For GOP Candidates, Reagan Emulation Stops With His National Security Policy

For GOP Candidates, Reagan Emulation Stops With His National Security Policy
Republican presidential candidates during the Fox Business Network Republican presidential debate, North Charleston, S.C., Jan. 14, 2016, (AP photo by Chuck Burton).

As the Republican candidates in the presidential race work to define themselves and stand out from the crowded competition for the party nomination, many claim to be the heir of GOP icon Ronald Reagan. This makes sense given Reagan’s enduring popularity. This is particularly true for national security policy, where Reagan is considered a great success who revived American influence and paved the way for the end of the Cold War. But while claiming Reagan’s mantle, none of the candidates seem interested in actually emulating his strategy.

One of the keys to Reagan’s success was lavishing resources on the U.S. military but, with the exception of the ill-advised peacekeeping mission to Lebanon, using force carefully. Reagan and his advisers recognized that every security challenge was not amenable to a military solution, and that the U.S. armed forces should not be used promiscuously. Since 9/11, though, Washington has thrown the military at all sort of threats with little regard for whether they can be eradicated through armed force. Most of the ideas for dealing with the self-described Islamic State touted by today’s presidential candidates repeat this unfortunate pattern in a most un-Reaganesque way.

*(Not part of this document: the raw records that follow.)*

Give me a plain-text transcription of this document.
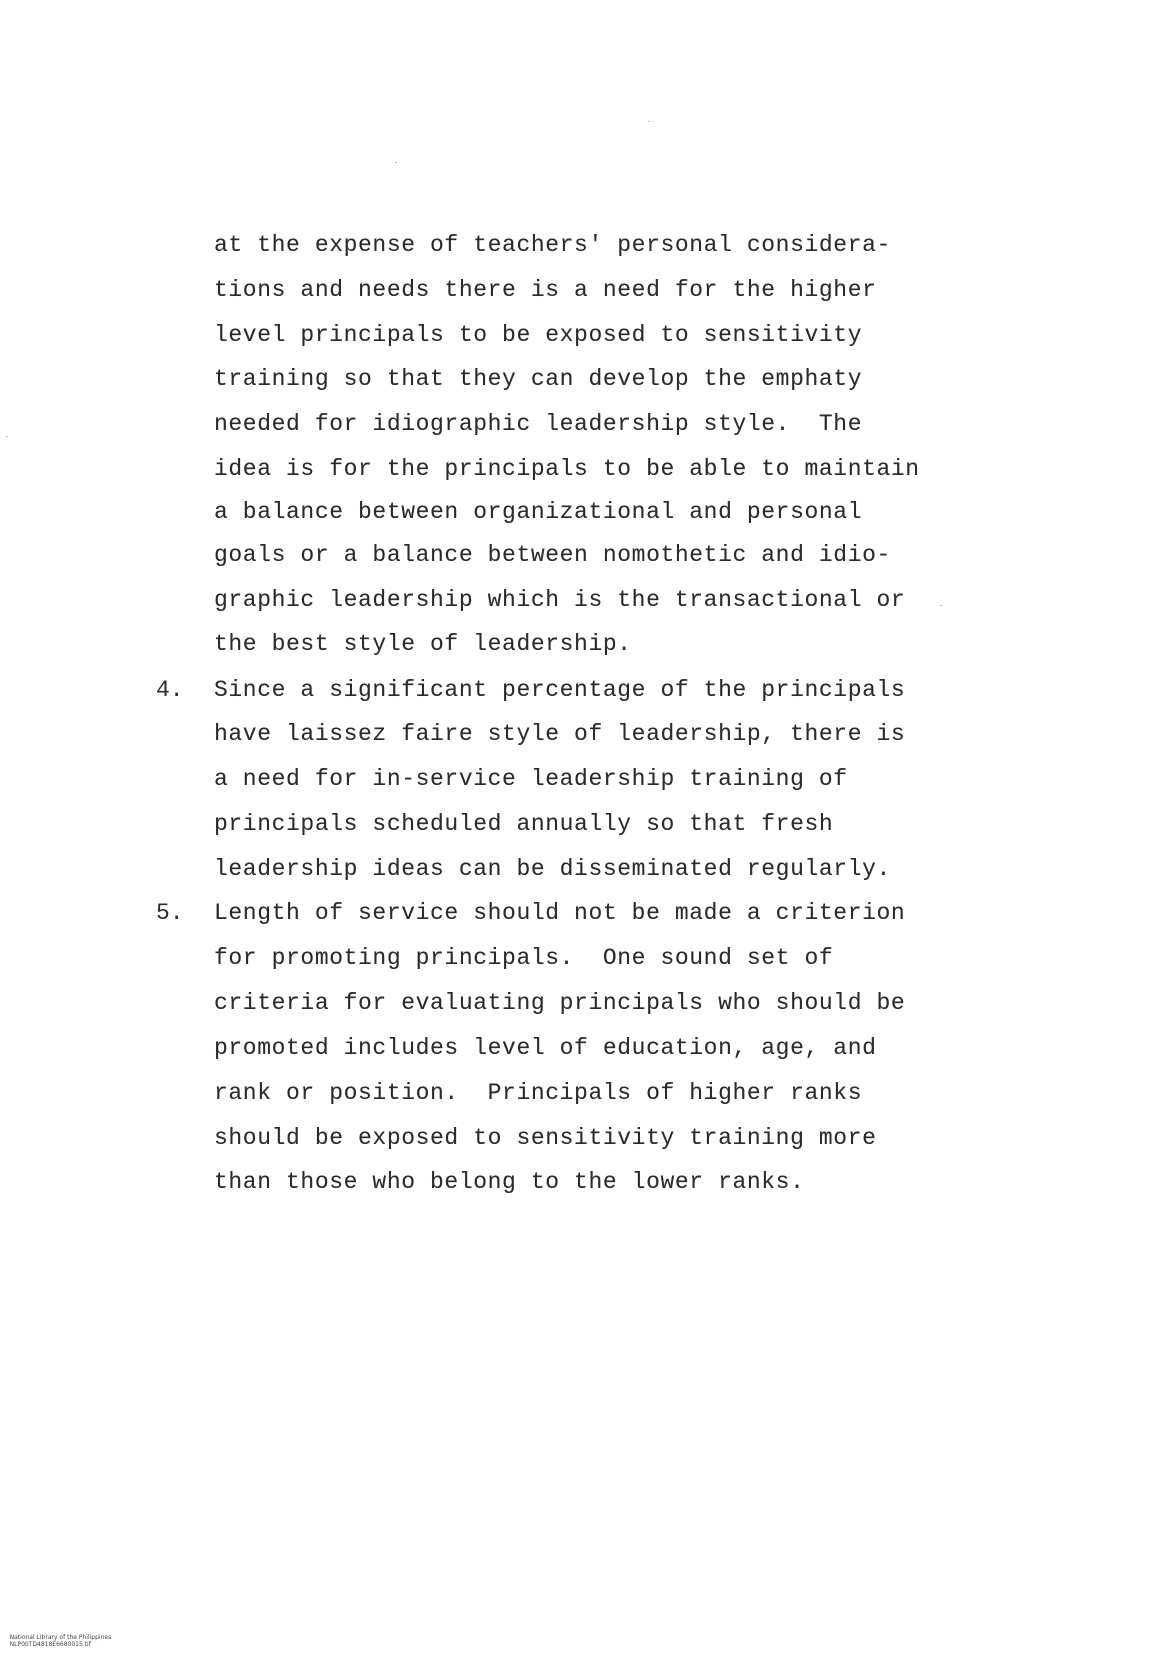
at the expense of teachers' personal considera-
tions and needs there is a need for the higher
level principals to be exposed to sensitivity
training so that they can develop the emphaty
needed for idiographic leadership style.  The
idea is for the principals to be able to maintain
a balance between organizational and personal
goals or a balance between nomothetic and idio-
graphic leadership which is the transactional or
the best style of leadership.
4. Since a significant percentage of the principals
have laissez faire style of leadership, there is
a need for in-service leadership training of
principals scheduled annually so that fresh
leadership ideas can be disseminated regularly.
5. Length of service should not be made a criterion
for promoting principals.  One sound set of
criteria for evaluating principals who should be
promoted includes level of education, age, and
rank or position.  Principals of higher ranks
should be exposed to sensitivity training more
than those who belong to the lower ranks.

National Library of the Philippines
NLP00TD4818E6680015.tif
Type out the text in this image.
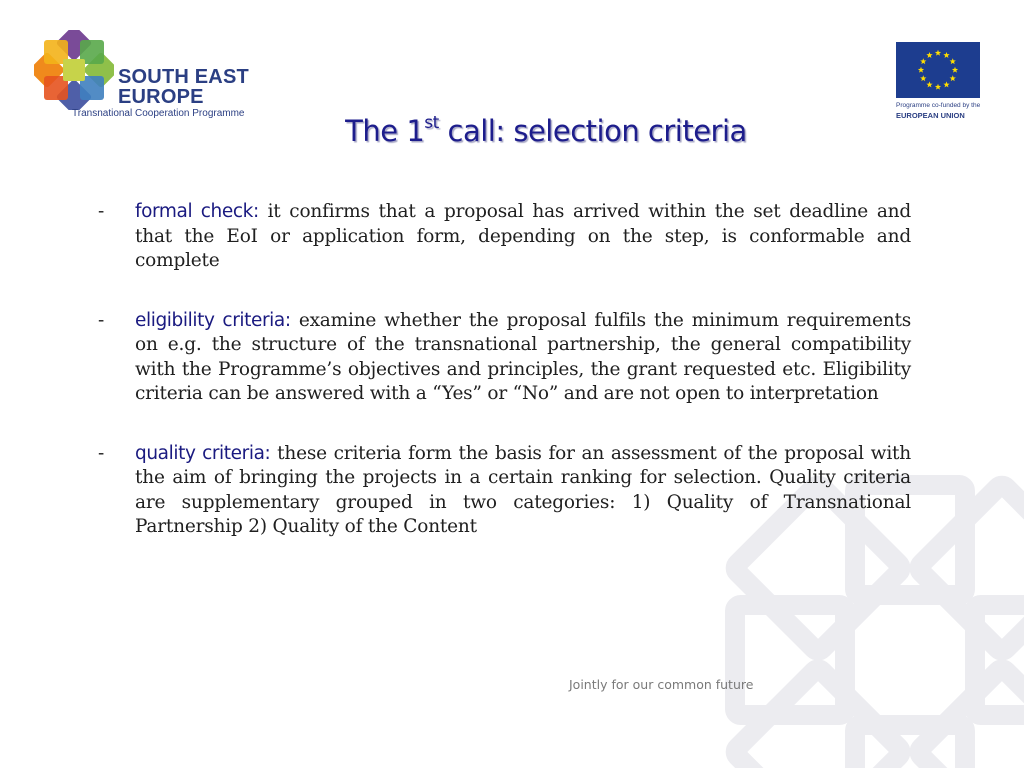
SOUTH EAST
EUROPE
Transnational Cooperation Programme
Programme co-funded by the
EUROPEAN UNION
The 1st call: selection criteria
- formal check: it confirms that a proposal has arrived within the set deadline and that the EoI or application form, depending on the step, is conformable and complete
- eligibility criteria: examine whether the proposal fulfils the minimum requirements on e.g. the structure of the transnational partnership, the general compatibility with the Programme’s objectives and principles, the grant requested etc. Eligibility criteria can be answered with a “Yes” or “No” and are not open to interpretation
- quality criteria: these criteria form the basis for an assessment of the proposal with the aim of bringing the projects in a certain ranking for selection. Quality criteria are supplementary grouped in two categories: 1) Quality of Transnational Partnership 2) Quality of the Content
Jointly for our common future
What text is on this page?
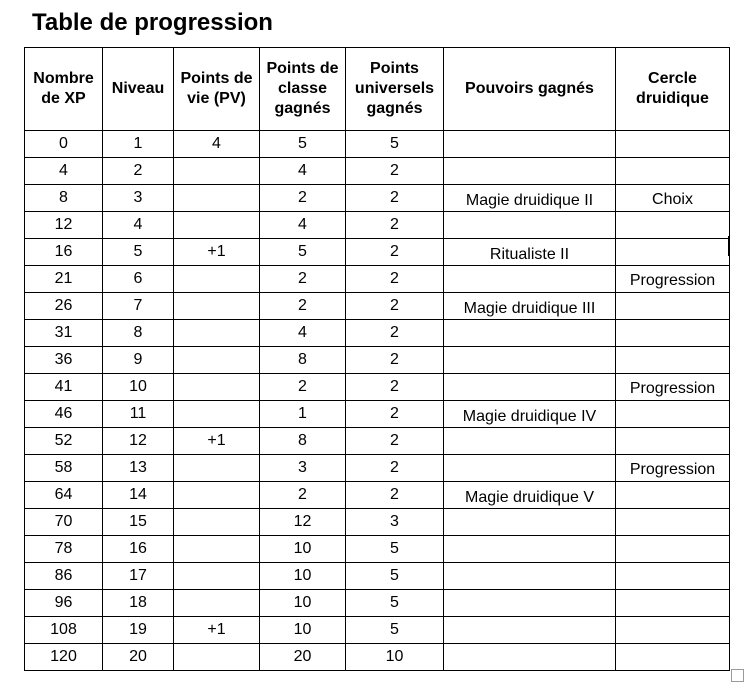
Table de progression
Nombre de XP	Niveau	Points de vie (PV)	Points de classe gagnés	Points universels gagnés	Pouvoirs gagnés	Cercle druidique
0	1	4	5	5		
4	2		4	2		
8	3		2	2	Magie druidique II	Choix
12	4		4	2		
16	5	+1	5	2	Ritualiste II	
21	6		2	2		Progression
26	7		2	2	Magie druidique III	
31	8		4	2		
36	9		8	2		
41	10		2	2		Progression
46	11		1	2	Magie druidique IV	
52	12	+1	8	2		
58	13		3	2		Progression
64	14		2	2	Magie druidique V	
70	15		12	3		
78	16		10	5		
86	17		10	5		
96	18		10	5		
108	19	+1	10	5		
120	20		20	10		
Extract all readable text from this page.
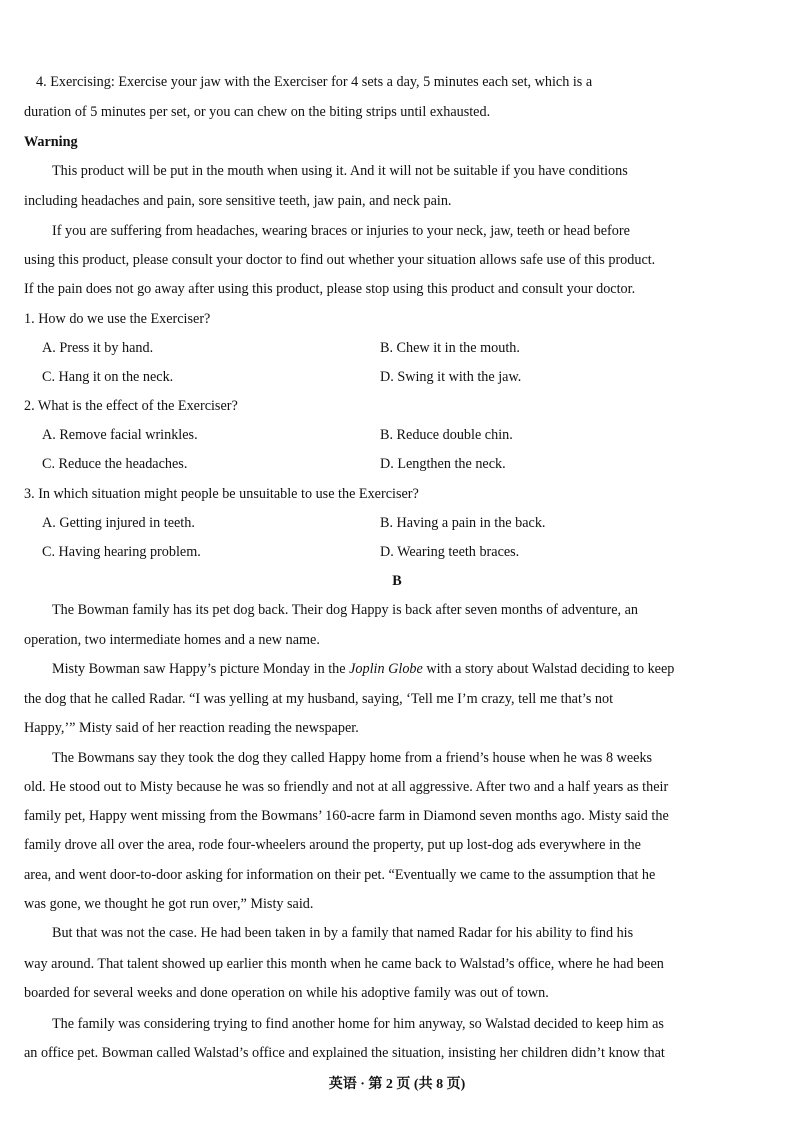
4. Exercising: Exercise your jaw with the Exerciser for 4 sets a day, 5 minutes each set, which is a
duration of 5 minutes per set, or you can chew on the biting strips until exhausted.
Warning
This product will be put in the mouth when using it. And it will not be suitable if you have conditions
including headaches and pain, sore sensitive teeth, jaw pain, and neck pain.
If you are suffering from headaches, wearing braces or injuries to your neck, jaw, teeth or head before
using this product, please consult your doctor to find out whether your situation allows safe use of this product.
If the pain does not go away after using this product, please stop using this product and consult your doctor.
1. How do we use the Exerciser?
A. Press it by hand.	B. Chew it in the mouth.
C. Hang it on the neck.	D. Swing it with the jaw.
2. What is the effect of the Exerciser?
A. Remove facial wrinkles.	B. Reduce double chin.
C. Reduce the headaches.	D. Lengthen the neck.
3. In which situation might people be unsuitable to use the Exerciser?
A. Getting injured in teeth.	B. Having a pain in the back.
C. Having hearing problem.	D. Wearing teeth braces.
B
The Bowman family has its pet dog back. Their dog Happy is back after seven months of adventure, an
operation, two intermediate homes and a new name.
Misty Bowman saw Happy’s picture Monday in the Joplin Globe with a story about Walstad deciding to keep
the dog that he called Radar. “I was yelling at my husband, saying, ‘Tell me I’m crazy, tell me that’s not
Happy,’” Misty said of her reaction reading the newspaper.
The Bowmans say they took the dog they called Happy home from a friend’s house when he was 8 weeks
old. He stood out to Misty because he was so friendly and not at all aggressive. After two and a half years as their
family pet, Happy went missing from the Bowmans’ 160-acre farm in Diamond seven months ago. Misty said the
family drove all over the area, rode four-wheelers around the property, put up lost-dog ads everywhere in the
area, and went door-to-door asking for information on their pet. “Eventually we came to the assumption that he
was gone, we thought he got run over,” Misty said.
But that was not the case. He had been taken in by a family that named Radar for his ability to find his
way around. That talent showed up earlier this month when he came back to Walstad’s office, where he had been
boarded for several weeks and done operation on while his adoptive family was out of town.
The family was considering trying to find another home for him anyway, so Walstad decided to keep him as
an office pet. Bowman called Walstad’s office and explained the situation, insisting her children didn’t know that
英语 · 第 2 页 (共 8 页)
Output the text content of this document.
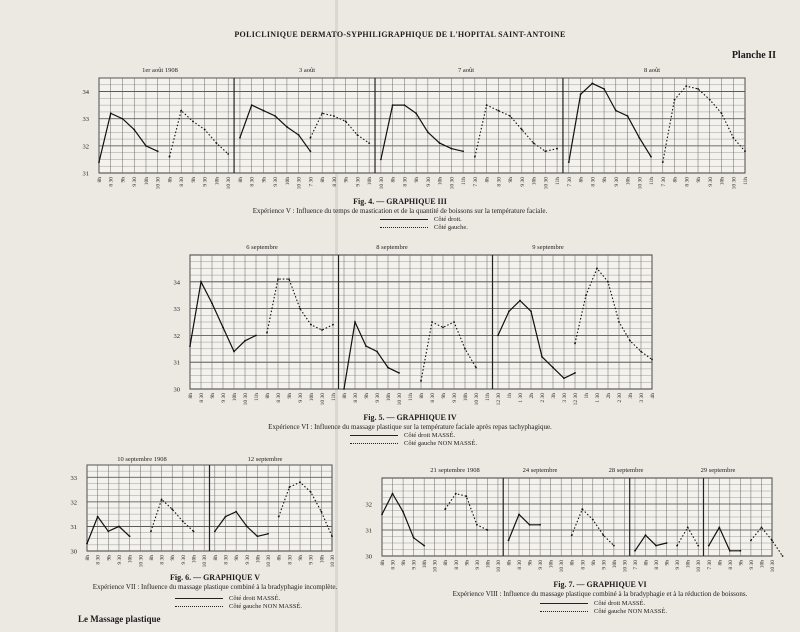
POLICLINIQUE DERMATO-SYPHILIGRAPHIQUE DE L'HOPITAL SAINT-ANTOINE
Planche II
Le Massage plastique
31
32
33
34
8h 8 30 9h 9 30 10h 10 30 8h 8 30 9h 9 30 10h 10 30 8h 8 30 9h 9 30 10h 10 30 7 30 8h 8 30 9h 9 30 10h 10 30 8h 8 30 9h 9 30 10h 10 30 11h 7 30 8h 8 30 9h 9 30 10h 10 30 11h 7 30 8h 8 30 9h 9 30 10h 10 30 11h 7 30 8h 8 30 9h 9 30 10h 10 30 11h
1er août 1908	3 août	7 août	8 août
30
31
32
33
34
8h 8 30 9h 9 30 10h 10 30 11h 8h 8 30 9h 9 30 10h 10 30 11h 8h 8 30 9h 9 30 10h 10 30 11h 8h 8 30 9h 9 30 10h 10 30 11h 12 30 1h 1 30 2h 2 30 3h 3 30 12 30 1h 1 30 2h 2 30 3h 3 30 4h
6 septembre	8 septembre	9 septembre
30
31
32
33
8h 8 30 9h 9 30 10h 10 30 8h 8 30 9h 9 30 10h 10 30 8h 8 30 9h 9 30 10h 10 30 8h 8 30 9h 9 30 10h 10 30
10 septembre 1908	12 septembre
30
31
32
8h 8 30 9h 9 30 10h 10 30 8h 8 30 9h 9 30 10h 10 30 8h 8 30 9h 9 30 10h 10 30 8h 8 30 9h 9 30 10h 10 30 7 30 8h 8 30 9h 9 30 10h 10 30 7 30 8h 8 30 9h 9 30 10h 10 30
21 septembre 1908	24 septembre	28 septembre	29 septembre
Fig. 4. — GRAPHIQUE III
Expérience V : Influence du temps de mastication et de la quantité de boissons sur la température faciale.
Côté droit.
Côté gauche.
Fig. 5. — GRAPHIQUE IV
Expérience VI : Influence du massage plastique sur la température faciale après repas tachyphagique.
Côté droit MASSÉ.
Côté gauche NON MASSÉ.
Fig. 6. — GRAPHIQUE V
Expérience VII : Influence du massage plastique combiné à la bradyphagie incomplète.
Côté droit MASSÉ.
Côté gauche NON MASSÉ.
Fig. 7. — GRAPHIQUE VI
Expérience VIII : Influence du massage plastique combiné à la bradyphagie et à la réduction de boissons.
Côté droit MASSÉ.
Côté gauche NON MASSÉ.
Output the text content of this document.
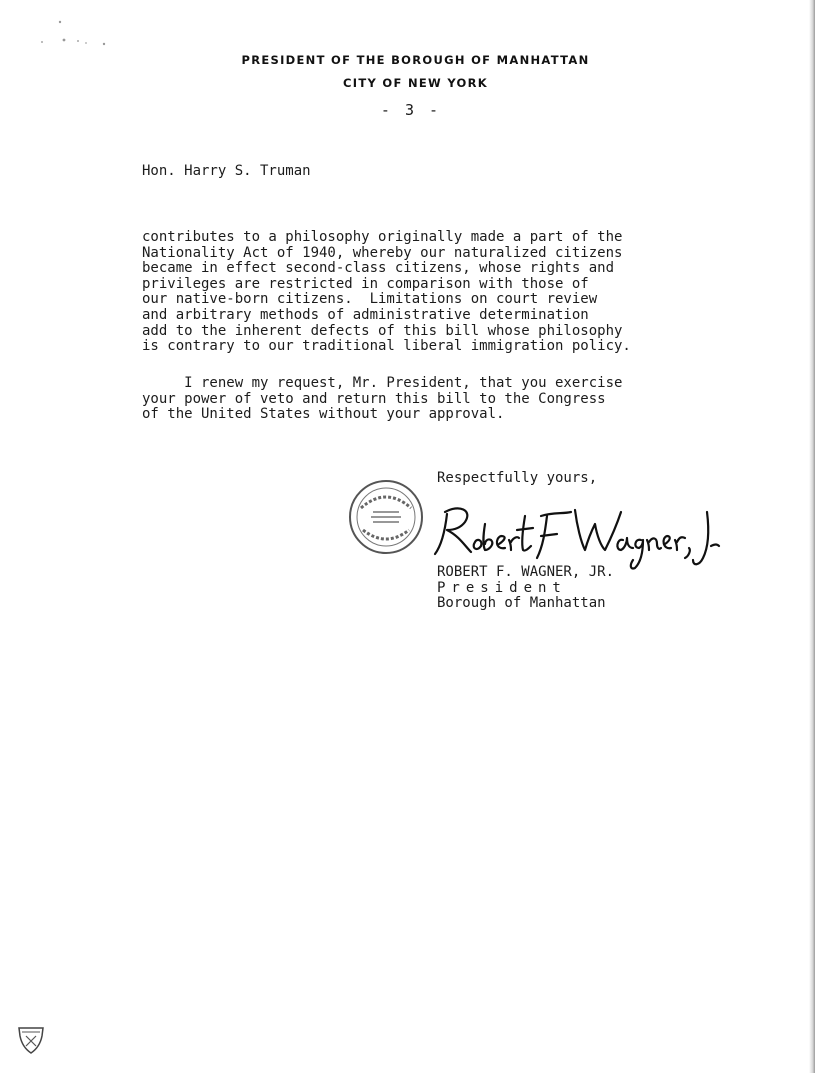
PRESIDENT OF THE BOROUGH OF MANHATTAN
CITY OF NEW YORK
- 3 -
Hon. Harry S. Truman
contributes to a philosophy originally made a part of the
Nationality Act of 1940, whereby our naturalized citizens
became in effect second-class citizens, whose rights and
privileges are restricted in comparison with those of
our native-born citizens.  Limitations on court review
and arbitrary methods of administrative determination
add to the inherent defects of this bill whose philosophy
is contrary to our traditional liberal immigration policy.
I renew my request, Mr. President, that you exercise
your power of veto and return this bill to the Congress
of the United States without your approval.
Respectfully yours,
ROBERT F. WAGNER, JR.
President
Borough of Manhattan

Even while strengthening the military, however, Reagan recognized the importance of arms control, knowing that military strength and arms control were two sides of the same coin. By deploying ground-launched cruise missiles and Pershing II ballistic missiles to Europe over stiff opposition, for instance, he pressured the Soviet Union to sign the 1987 Intermediate Range Nuclear Forces Treaty. Reagan’s arms control initiatives took America’s allies into account, but ultimately agreements were based on whether they made the United States more secure. Today’s presidential candidates seem to have little use for arms control, except as ammunition in partisan attacks against their political rivals.